Neste artigo a família foi entendida como “[…] um sistema ativo em constante transformação, ou seja, um organismo complexo que se altera com o passar do tempo para assegurar a continuidade e o crescimento psicosocial de seus membros componentes.“ (ANDOLFI, 1984 apud CERVENY; BERTHOUD, 2002, p. 18).

Assim percebe-se que as características e atributos da família estão de acordo com o contexto, que é dinâmico. Por este motivo fez-se necessário neste estudo compreender a família no seu contexto mais amplo, na sua pluralidade, que inclui o social, o cultural, o econômico entre outros.


Famílias e uma Breve Retrospectiva

As famílias foram e continuam sendo estudadas por vários segmentos da ciência, em diferentes dimensões, e possivelmente nenhum estudo vai esgotar o assunto (CERVENY, 2004). Estudar famílias no plural requer que se tenha em vista, a multiplicidade de aspectos históricos e culturais presentes em cada sociedade (KALOUSTIAN, 2002).

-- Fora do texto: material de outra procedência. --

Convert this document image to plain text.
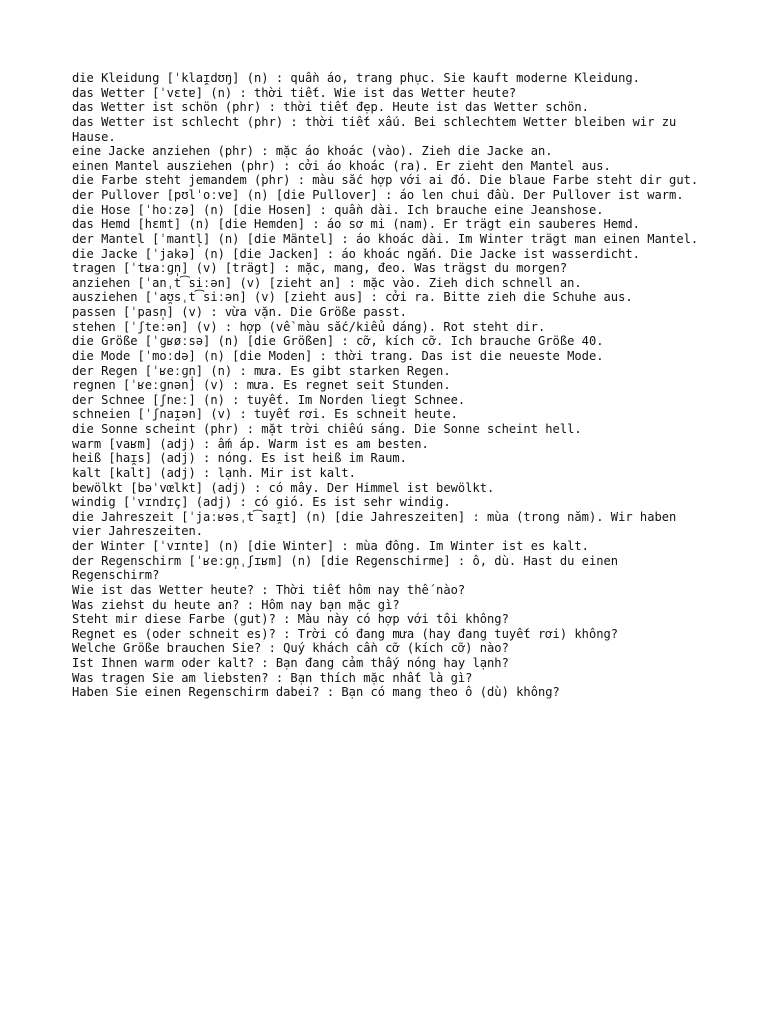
die Kleidung [ˈklaɪ̯dʊŋ] (n) : quần áo, trang phục. Sie kauft moderne Kleidung.
das Wetter [ˈvɛtɐ] (n) : thời tiết. Wie ist das Wetter heute?
das Wetter ist schön (phr) : thời tiết đẹp. Heute ist das Wetter schön.
das Wetter ist schlecht (phr) : thời tiết xấu. Bei schlechtem Wetter bleiben wir zu Hause.
eine Jacke anziehen (phr) : mặc áo khoác (vào). Zieh die Jacke an.
einen Mantel ausziehen (phr) : cởi áo khoác (ra). Er zieht den Mantel aus.
die Farbe steht jemandem (phr) : màu sắc hợp với ai đó. Die blaue Farbe steht dir gut.
der Pullover [pʊlˈoːvɐ] (n) [die Pullover] : áo len chui đầu. Der Pullover ist warm.
die Hose [ˈhoːzə] (n) [die Hosen] : quần dài. Ich brauche eine Jeanshose.
das Hemd [hɛmt] (n) [die Hemden] : áo sơ mi (nam). Er trägt ein sauberes Hemd.
der Mantel [ˈmantl̩] (n) [die Mäntel] : áo khoác dài. Im Winter trägt man einen Mantel.
die Jacke [ˈjakə] (n) [die Jacken] : áo khoác ngắn. Die Jacke ist wasserdicht.
tragen [ˈtʁaːɡn̩] (v) [trägt] : mặc, mang, đeo. Was trägst du morgen?
anziehen [ˈanˌt͡siːən] (v) [zieht an] : mặc vào. Zieh dich schnell an.
ausziehen [ˈaʊ̯sˌt͡siːən] (v) [zieht aus] : cởi ra. Bitte zieh die Schuhe aus.
passen [ˈpasn̩] (v) : vừa vặn. Die Größe passt.
stehen [ˈʃteːən] (v) : hợp (về màu sắc/kiểu dáng). Rot steht dir.
die Größe [ˈɡʁøːsə] (n) [die Größen] : cỡ, kích cỡ. Ich brauche Größe 40.
die Mode [ˈmoːdə] (n) [die Moden] : thời trang. Das ist die neueste Mode.
der Regen [ˈʁeːɡn̩] (n) : mưa. Es gibt starken Regen.
regnen [ˈʁeːɡnən] (v) : mưa. Es regnet seit Stunden.
der Schnee [ʃneː] (n) : tuyết. Im Norden liegt Schnee.
schneien [ˈʃnaɪ̯ən] (v) : tuyết rơi. Es schneit heute.
die Sonne scheint (phr) : mặt trời chiếu sáng. Die Sonne scheint hell.
warm [vaʁm] (adj) : ấm áp. Warm ist es am besten.
heiß [haɪ̯s] (adj) : nóng. Es ist heiß im Raum.
kalt [kalt] (adj) : lạnh. Mir ist kalt.
bewölkt [bəˈvœlkt] (adj) : có mây. Der Himmel ist bewölkt.
windig [ˈvɪndɪç] (adj) : có gió. Es ist sehr windig.
die Jahreszeit [ˈjaːʁəsˌt͡saɪ̯t] (n) [die Jahreszeiten] : mùa (trong năm). Wir haben vier Jahreszeiten.
der Winter [ˈvɪntɐ] (n) [die Winter] : mùa đông. Im Winter ist es kalt.
der Regenschirm [ˈʁeːɡn̩ˌʃɪʁm] (n) [die Regenschirme] : ô, dù. Hast du einen Regenschirm?
Wie ist das Wetter heute? : Thời tiết hôm nay thế nào?
Was ziehst du heute an? : Hôm nay bạn mặc gì?
Steht mir diese Farbe (gut)? : Màu này có hợp với tôi không?
Regnet es (oder schneit es)? : Trời có đang mưa (hay đang tuyết rơi) không?
Welche Größe brauchen Sie? : Quý khách cần cỡ (kích cỡ) nào?
Ist Ihnen warm oder kalt? : Bạn đang cảm thấy nóng hay lạnh?
Was tragen Sie am liebsten? : Bạn thích mặc nhất là gì?
Haben Sie einen Regenschirm dabei? : Bạn có mang theo ô (dù) không?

Percebe-se que seu conceito, função e estrutura se modificam de acordo com o contexto, portanto para compreender uma família deve-se adotar conceitos apropriados ao contexto da qual faz parte. Deste modo, torna-se fundamental conhecer as especificidades de cada etapa da história, como a família foi afetada e como afetou a sociedade na qual estava inserida.

A fim de explicitar estas influências tomamos Neder (2002) como referencia.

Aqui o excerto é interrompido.